Reject JFJ’s recommendations
THE EDITOR, Madam:
The recent call by Jamaicans for Justice (JFJ) for decriminalisation of consensual sex between minors requires urgent scrutiny. While framed as a human rights issue, the proposal fundamentally seeks to recognise a legal capacity for children to consent to sexual activity — a concept that is legally fallacious and socially hazardous.
In Jamaican law, children lack the legal capacity to consent to sexual acts, even among themselves. This is not a punitive measure but a protective one; the law guards children even from their own developing impulses. To recognise ‘consensual’ sex between minors is to de facto decrease the age of consent. Such a shift would inevitably open the door for the sexualisation and victimisation of our youth, providing a legal foothold for predators who specialise in grooming and exploitation during a child’s formative years.
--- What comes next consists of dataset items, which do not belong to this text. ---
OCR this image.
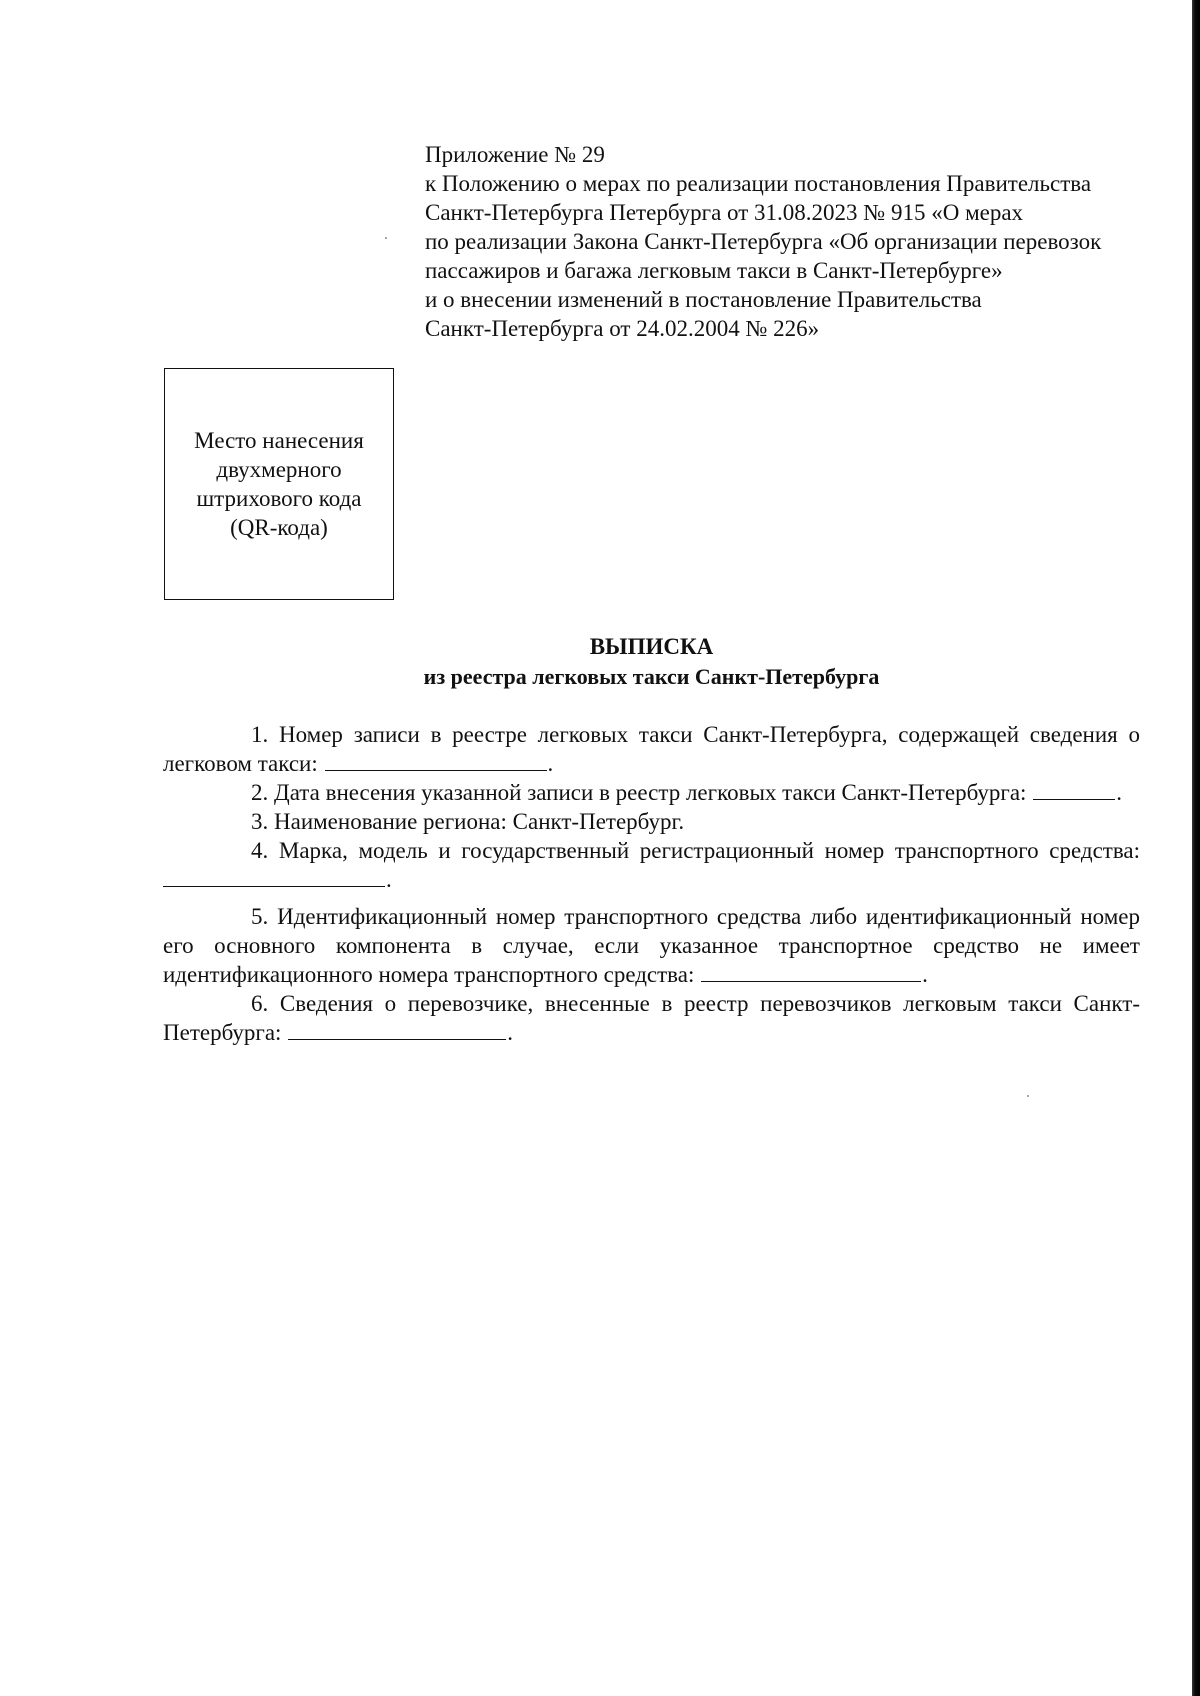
Приложение № 29
к Положению о мерах по реализации постановления Правительства
Санкт-Петербурга Петербурга от 31.08.2023 № 915 «О мерах
по реализации Закона Санкт-Петербурга «Об организации перевозок
пассажиров и багажа легковым такси в Санкт-Петербурге»
и о внесении изменений в постановление Правительства
Санкт-Петербурга от 24.02.2004 № 226»
Место нанесения
двухмерного
штрихового кода
(QR-кода)
ВЫПИСКА
из реестра легковых такси Санкт-Петербурга

1. Номер записи в реестре легковых такси Санкт-Петербурга, содержащей сведения о легковом такси:	.

2. Дата внесения указанной записи в реестр легковых такси Санкт-Петербурга:	.

3. Наименование региона: Санкт-Петербург.

4. Марка, модель и государственный регистрационный номер транспортного средства:

.

5. Идентификационный номер транспортного средства либо идентификационный номер его основного компонента в случае, если указанное транспортное средство не имеет идентификационного номера транспортного средства:	.

6. Сведения о перевозчике, внесенные в реестр перевозчиков легковым такси Санкт-Петербурга:	.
We must instead re-echo the calls from the Office of the Children’s Advocate (OCA) and various stakeholders to increase the age of consent to 18 years. Children need to be protected from predatory elements.
The narrative that children are currently being ‘criminalised’ is factually incorrect. Under the existing Child Diversion Policy, no child receives a criminal record or faces the traditional criminal justice system for these matters. Instead, they receive professional counselling, and their families are provided with essential support.
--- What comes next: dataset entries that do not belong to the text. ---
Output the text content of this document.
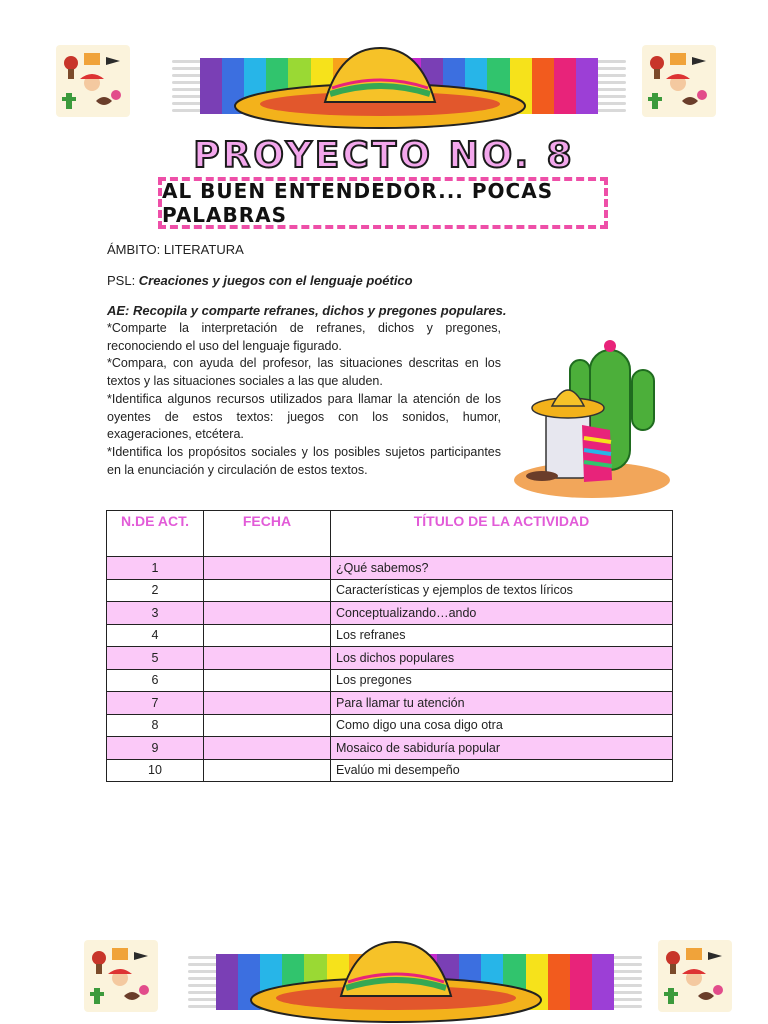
PROYECTO NO. 8
AL BUEN ENTENDEDOR... POCAS PALABRAS
ÁMBITO: LITERATURA
PSL: Creaciones y juegos con el lenguaje poético
AE: Recopila y comparte refranes, dichos y pregones populares.

*Comparte la interpretación de refranes, dichos y pregones, reconociendo el uso del lenguaje figurado.

*Compara, con ayuda del profesor, las situaciones descritas en los textos y las situaciones sociales a las que aluden.

*Identifica algunos recursos utilizados para llamar la atención de los oyentes de estos textos: juegos con los sonidos, humor, exageraciones, etcétera.

*Identifica los propósitos sociales y los posibles sujetos participantes en la enunciación y circulación de estos textos.

N.DE ACT.	FECHA	TÍTULO DE LA ACTIVIDAD
1		¿Qué sabemos?
2		Características y ejemplos de textos líricos
3		Conceptualizando…ando
4		Los refranes
5		Los dichos populares
6		Los pregones
7		Para llamar tu atención
8		Como digo una cosa digo otra
9		Mosaico de sabiduría popular
10		Evalúo mi desempeño
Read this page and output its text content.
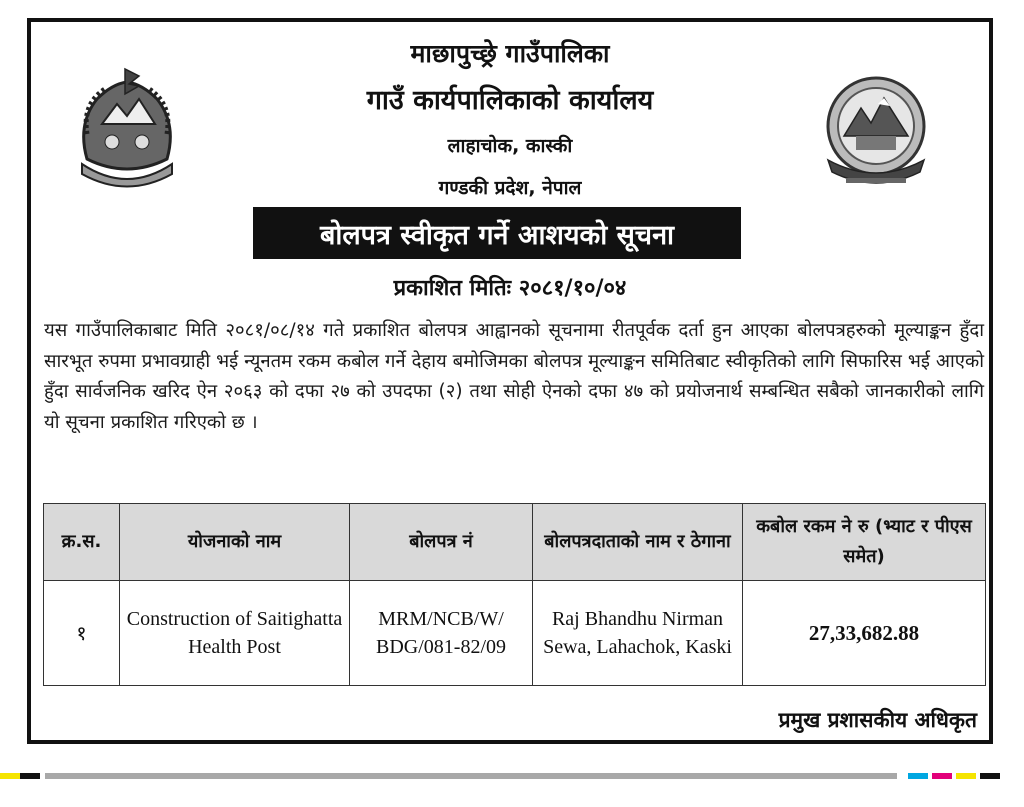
माछापुच्छ्रे गाउँपालिका
गाउँ कार्यपालिकाको कार्यालय
लाहाचोक, कास्की
गण्डकी प्रदेश, नेपाल
बोलपत्र स्वीकृत गर्ने आशयको सूचना
प्रकाशित मितिः २०८१/१०/०४
यस गाउँपालिकाबाट मिति २०८१/०८/१४ गते प्रकाशित बोलपत्र आह्वानको सूचनामा रीतपूर्वक दर्ता हुन आएका बोलपत्रहरुको मूल्याङ्कन हुँदा सारभूत रुपमा प्रभावग्राही भई न्यूनतम रकम कबोल गर्ने देहाय बमोजिमका बोलपत्र मूल्याङ्कन समितिबाट स्वीकृतिको लागि सिफारिस भई आएको हुँदा सार्वजनिक खरिद ऐन २०६३ को दफा २७ को उपदफा (२) तथा सोही ऐनको दफा ४७ को प्रयोजनार्थ सम्बन्धित सबैको जानकारीको लागि यो सूचना प्रकाशित गरिएको छ ।
क्र.स.	योजनाको नाम	बोलपत्र नं	बोलपत्रदाताको नाम र ठेगाना	कबोल रकम ने रु (भ्याट र पीएस समेत)
१	Construction of Saitighatta Health Post	MRM/NCB/W/ BDG/081-82/09	Raj Bhandhu Nirman Sewa, Lahachok, Kaski	27,33,682.88
प्रमुख प्रशासकीय अधिकृत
While critics point to delays in the diversion process as a reason for legislative change, this is a non sequitur. Delay is a systemic feature of the Jamaican justice system that requires administrative improvement, not the abandonment of protective legal principles. In sexual offence cases, where facts are often divergent and require careful investigation, thoroughness is a virtue. We should be advocating for greater resource allocation for social workers and investigators to expedite these checks, rather than dismantling a system that is currently yielding positive results.
The public must remain vigilant regarding JFJ’s recurring recommendations. One cannot forget the controversy surrounding the unauthorised ‘comprehensive sexuality education’ materials introduced into children’s homes, nor the organisation’s historic opposition to raising the age of consent. Introducing this proposal at year-end, while the nation is occupied with Hurricane Melissa relief and Christmas festivities, appears to be an attempt to bypass robust public debate.
We must firmly reject any attempt to reduce the age of consent.